One day the ranch owner called and suggested I “go along” on a “calf tagging" expedition. The new crop of young cattle had just been born, and in preparation for eventually selling off these cattle so the land can be returned to a more natural state, all the young calves would need to be tagged. This of course is something which I knew only enough about to be pretty sure I don’t want to be involved, but what the hell, I grabbed a pair of gloves and met Paul out in the field. Paul smiled heartily as I told him that Carol suggested I “watch” them tag some calves. “Watch!” he laughed, “ain’t no such thing as watching!”.
This turned out to be true, and I soon found myself knee deep in mud and cow shit and watching in amusement as grown men tried to throw ropes around the necks of the baby calves. Much like archery, I didn’t have a lot of experience at calf roping, so I quickly decided that I would just grab one of the suckers. I was almost instantly successful, and in one of those “be careful what you wish for” moments soon found myself with a “small” calf that probably weighed a hundred pounds and was at least as strong as I was nestled in my arms. Needless to say, the calf was not overly happy about this, and I quickly found out that his thousand pound mama wasn’t either. Snorting and bellowing at me to let go of her calf, I found out that the best defense against an angry cow is a cowboy hat. Unfortunately I had left my cowboy hat, along with my cowboy boots and chaps back where I never owned them, and was grateful when Paul came to my rescue and chased mom off. We got that first calf tagged in short order and emboldened with my success, I soon grabbed another and another. While the Texans were having little success with their ropes, when all was said and done, three out of the four calves we were able to tag that day succumbed to my clumsy but successful technique. Final score JB 3….Cowboys 1!

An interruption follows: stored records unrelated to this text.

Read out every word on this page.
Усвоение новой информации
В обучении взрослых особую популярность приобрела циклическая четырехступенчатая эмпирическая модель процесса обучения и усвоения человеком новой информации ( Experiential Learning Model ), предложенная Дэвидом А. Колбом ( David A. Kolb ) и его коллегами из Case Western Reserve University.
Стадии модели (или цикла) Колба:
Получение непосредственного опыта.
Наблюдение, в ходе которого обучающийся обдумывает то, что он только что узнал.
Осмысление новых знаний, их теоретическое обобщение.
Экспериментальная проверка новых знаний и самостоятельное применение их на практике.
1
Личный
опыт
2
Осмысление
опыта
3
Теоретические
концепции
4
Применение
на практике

On the other hand, one of the things I did enjoy was riding a horse, and whenever possible I tried to tag along on the morning horseback ride. These weren’t just horses, these were Paso Finos, and a more enjoyable, easy gait ride cannot be had. The 650 acres held a load of visual treasures in the early morning light, and I never grew tired of seeing the oaks or the cedars, the ponds and the turtles, or the other farm animals out for their morning stroll.